Tova knows how dearly Barb had loved her golden retriever, Sully. Perhaps more than she’d loved her late husband, Rick. And in the space of a few months, last year, she lost both. Tova wonders sometimes if it’s better that way, to have one’s tragedies clustered together, to make good use of the existing rawness. Get it over with in one shot. Tova knew there was a bottom to those depths of despair. Once your soul was soaked though with grief, any more simply ran off, overflowed, the way maple syrup on Saturday-morning pancakes always cascaded onto the table whenever Erik was allowed to pour it himself.

At three in the afternoon, the Knit-Wits are gathering their jackets and pocketbooks from the backs of their chairs when Mary Ann pulls Tova aside.

“Please do let us know if you need help.” Mary Ann clasps Tova’s hand, the other woman’s olive Italian skin young-looking and smooth, comparatively.
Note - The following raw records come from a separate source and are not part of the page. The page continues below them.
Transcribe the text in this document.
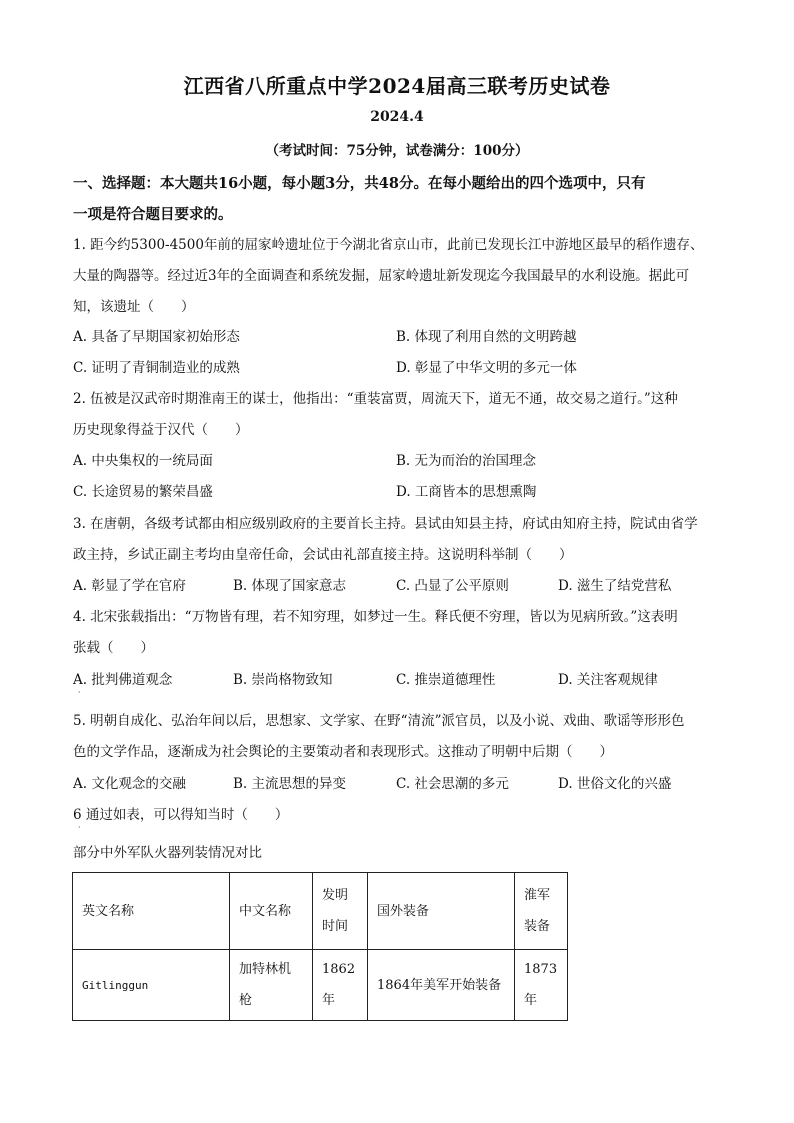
江西省八所重点中学2024届高三联考历史试卷
2024.4
（考试时间：75分钟，试卷满分：100分）
一、选择题：本大题共16小题，每小题3分，共48分。在每小题给出的四个选项中，只有
一项是符合题目要求的。
1. 距今约5300-4500年前的屈家岭遗址位于今湖北省京山市，此前已发现长江中游地区最早的稻作遗存、
大量的陶器等。经过近3年的全面调查和系统发掘，屈家岭遗址新发现迄今我国最早的水利设施。据此可
知，该遗址（　　）
A. 具备了早期国家初始形态	B. 体现了利用自然的文明跨越
C. 证明了青铜制造业的成熟	D. 彰显了中华文明的多元一体
2. 伍被是汉武帝时期淮南王的谋士，他指出：“重装富贾，周流天下，道无不通，故交易之道行。”这种
历史现象得益于汉代（　　）
A. 中央集权的一统局面	B. 无为而治的治国理念
C. 长途贸易的繁荣昌盛	D. 工商皆本的思想熏陶
3. 在唐朝，各级考试都由相应级别政府的主要首长主持。县试由知县主持，府试由知府主持，院试由省学
政主持，乡试正副主考均由皇帝任命，会试由礼部直接主持。这说明科举制（　　）
A. 彰显了学在官府	B. 体现了国家意志	C. 凸显了公平原则	D. 滋生了结党营私
4. 北宋张载指出：“万物皆有理，若不知穷理，如梦过一生。释氏便不穷理，皆以为见病所致。”这表明
张载（　　）
A. 批判佛道观念	B. 崇尚格物致知	C. 推崇道德理性	D. 关注客观规律
·
5. 明朝自成化、弘治年间以后，思想家、文学家、在野“清流”派官员，以及小说、戏曲、歌谣等形形色
色的文学作品，逐渐成为社会舆论的主要策动者和表现形式。这推动了明朝中后期（　　）
A. 文化观念的交融	B. 主流思想的异变	C. 社会思潮的多元	D. 世俗文化的兴盛
6 通过如表，可以得知当时（　　）
·
部分中外军队火器列装情况对比
英文名称	中文名称	发明时间	国外装备	淮军装备
Gitlinggun	加特林机枪	1862年	1864年美军开始装备	1873年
Tova’s Scandinavian genes, so kind in her youth, had turned on her as she aged. By forty, her corn-silk hair was gray. By fifty, the lines on her face seemed etched in clay. Now she sometimes catches a glimpse of her profile reflected in a shop window, the way her shoulders have begun to stoop. She wonders how this body can possibly be hers.

“I assure you, I don’t need help.”

“If that job becomes too much, you’ll quit. Won’t you?”

“Certainly.”

“All right.” Mary Ann doesn’t look convinced.

“Thank you for the tea, Mary Ann.” Tova slips into her jacket and smiles at the group of them. “Lovely afternoon, as always.”